Variational Sparse Coding

This repository contains codes and examples implementing the variational sparse coding model for sparse variational inference. To run the code, you will need Python 3 and Tensorflow. If you use this model or these codes, please cite our paper:

@inproceedings{tonolini2019vsc,

author = {Francesco Tonolini and Bj{o}rn Sand Jensen and Roderick Murray-Smith},

title = {Variational Sparse Coding},

booktitle = {Proceedings of the Thirty-Fifth Conference on Uncertainty in Artificial Intelligence (UAI)},

year = {2019}

}

Code Instructions

The main code to implement the model is "VSC_model.py", in the folder "models". This code implements three functions:

1) CF = VSC_model.train(training_data, parameters, save_directory)

This function trains the weights of the VSC model on the data set "training_data", which is accepted as a 2D array, where samples are along dimension 0 and elements per sample along dimension 1. The trained weights are saved as a Tensorflow .ckpt file in the directory "save_directory". The model takes a number of parameters stored in a dictionary "parameters" which has to contain the following values:

num_iterations - Number of totl iterations

initial_training_rate - Initial training rate for ADAM optimiser

batch_size - Batch size

report_interval - Interval of iterations at which to display and save values (ELBO, KL ecc.)

z_dimension - Latent space dimensionality

h_enc_dim - Number of hidden units between observation and latent space

h_dec_dim - Number of hidden units between latent and observation space

n_pinputs - Number of pseudo-inputs constituting the prior

warm_up_start - Number of iteration below which only discrete variables can be used (Spike warmup)

warm_up_end - Number of iteration above which both discrete and continuous variables can be used (Spike warmup)

shorten_steps_it - Iteration number after which to reduce the step size

nu - Inverse "temperature" of sigmoid to be used for parametrising discrete variables (the higher the sharper)

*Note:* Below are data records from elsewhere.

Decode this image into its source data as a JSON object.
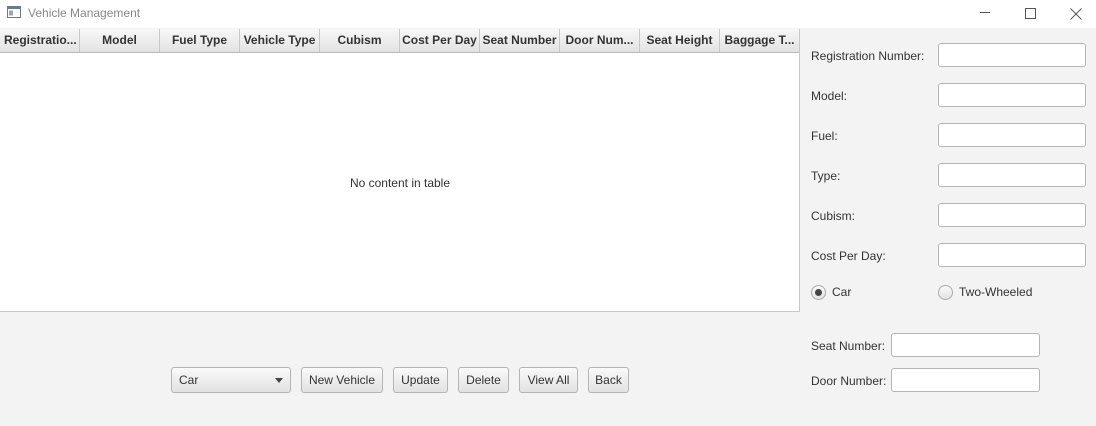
{
  "window": {
    "title": "Vehicle Management"
  },
  "table": {
    "columns": [
      "Registratio...",
      "Model",
      "Fuel Type",
      "Vehicle Type",
      "Cubism",
      "Cost Per Day",
      "Seat Number",
      "Door Num...",
      "Seat Height",
      "Baggage T..."
    ],
    "rows": [],
    "empty_message": "No content in table"
  },
  "form": {
    "registration_label": "Registration Number:",
    "registration_value": "",
    "model_label": "Model:",
    "model_value": "",
    "fuel_label": "Fuel:",
    "fuel_value": "",
    "type_label": "Type:",
    "type_value": "",
    "cubism_label": "Cubism:",
    "cubism_value": "",
    "cost_label": "Cost Per Day:",
    "cost_value": "",
    "radio_car_label": "Car",
    "radio_car_selected": true,
    "radio_two_wheeled_label": "Two-Wheeled",
    "radio_two_wheeled_selected": false,
    "seat_number_label": "Seat Number:",
    "seat_number_value": "",
    "door_number_label": "Door Number:",
    "door_number_value": ""
  },
  "toolbar": {
    "vehicle_kind_selected": "Car",
    "new_vehicle_label": "New Vehicle",
    "update_label": "Update",
    "delete_label": "Delete",
    "view_all_label": "View All",
    "back_label": "Back"
  },
  "icons": {
    "app": "window-app-icon",
    "minimize": "minimize-icon",
    "maximize": "maximize-icon",
    "close": "close-icon"
  }
}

alpha - Overall sparsity to be encouraged in the aggregate posterior

The function also outputs several vectors containing function values at different iterations contained in the dictionary "CF". These are:

cost - The value of the VSC cost function

KL_divergence - The average KL divergence between the recognition models and the pseudo-inputs

reconstruction_likelihood - The average reconstruction likelihood for the data in the batch

aggregate_KL = The divergence between the average Spike probability value of the pseudo-inputs and the imposed sparsity alpha

2) z, z_act = VSC_model.encode(test_data, parameters, load_directory)

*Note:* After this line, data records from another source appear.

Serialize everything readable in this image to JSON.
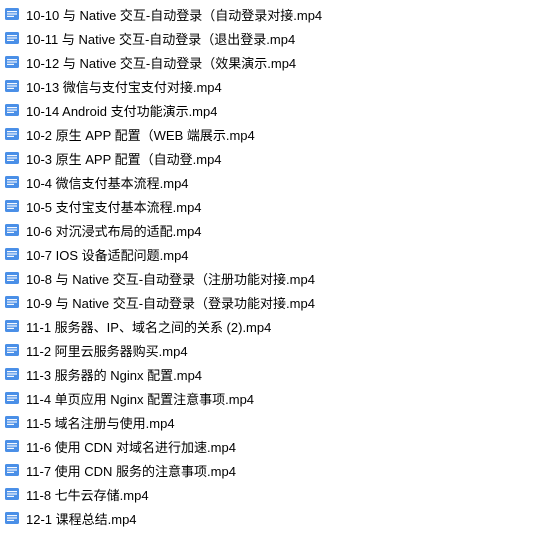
{
  "files": [
    {
      "name": "10-10 与 Native 交互-自动登录（自动登录对接.mp4"
    },
    {
      "name": "10-11 与 Native 交互-自动登录（退出登录.mp4"
    },
    {
      "name": "10-12 与 Native 交互-自动登录（效果演示.mp4"
    },
    {
      "name": "10-13 微信与支付宝支付对接.mp4"
    },
    {
      "name": "10-14 Android 支付功能演示.mp4"
    },
    {
      "name": "10-2 原生 APP 配置（WEB 端展示.mp4"
    },
    {
      "name": "10-3 原生 APP 配置（自动登.mp4"
    },
    {
      "name": "10-4 微信支付基本流程.mp4"
    },
    {
      "name": "10-5 支付宝支付基本流程.mp4"
    },
    {
      "name": "10-6 对沉浸式布局的适配.mp4"
    },
    {
      "name": "10-7 IOS 设备适配问题.mp4"
    },
    {
      "name": "10-8 与 Native 交互-自动登录（注册功能对接.mp4"
    },
    {
      "name": "10-9 与 Native 交互-自动登录（登录功能对接.mp4"
    },
    {
      "name": "11-1 服务器、IP、域名之间的关系 (2).mp4"
    },
    {
      "name": "11-2 阿里云服务器购买.mp4"
    },
    {
      "name": "11-3 服务器的 Nginx 配置.mp4"
    },
    {
      "name": "11-4 单页应用 Nginx 配置注意事项.mp4"
    },
    {
      "name": "11-5 域名注册与使用.mp4"
    },
    {
      "name": "11-6 使用 CDN 对域名进行加速.mp4"
    },
    {
      "name": "11-7 使用 CDN 服务的注意事项.mp4"
    },
    {
      "name": "11-8 七牛云存储.mp4"
    },
    {
      "name": "12-1 课程总结.mp4"
    }
  ],
  "icon_type": "video-file-icon",
  "icon_color": "#4a8fe7"
}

Using the weights stored in "load_directory", this function encodes the samples in "test_set", provided in the same format as "training_set" above. The input parameters are provided in the same way described above through the dictionary "parameters". The function returns two outputs: the encodede sparse latent variables "z" and the corresponding Spike values "z_act" (i.e. the binary activation of latent features).

3) mu_x, sig_x = VSC_model.decode(z, np.shape(training_data), parameters, load_directory)

Using the weights stored in "load_directory", this function generates means "mu_x" and standard deviations "sig_x" from sparse latent variables "z". The parameters are given through the dictionary "parameters" as described above.

Examples

We provide two examples where this code is implemented to train VSC and subsequently use it as a sparse encoder. The example "fashionMNIST_example.ipynb" trains the VSC model on examples from the fashion-MNIST dataset and visualises the average latent elements activation for each class in the data set. The example "Smiley_example.ipynb" trains the model on an artificial dataset generated with known source features in order to tesat disentanglement.

Sparse Artificial Dataset

The sparse artificial dataset we use for our evaluation is included in the folder "Data_Sets/Smiley" along with the Matlab code used to generate it. This code is "make_smile_dataset.m" and can be found in "Data_Sets/Smiley/Generate_Smiley_Dataset". The code can be used to generate different datasets with varying sparsity for the attributes (the datasets used in the paper and the example here are generated with a sparsity coefficient of 0.5).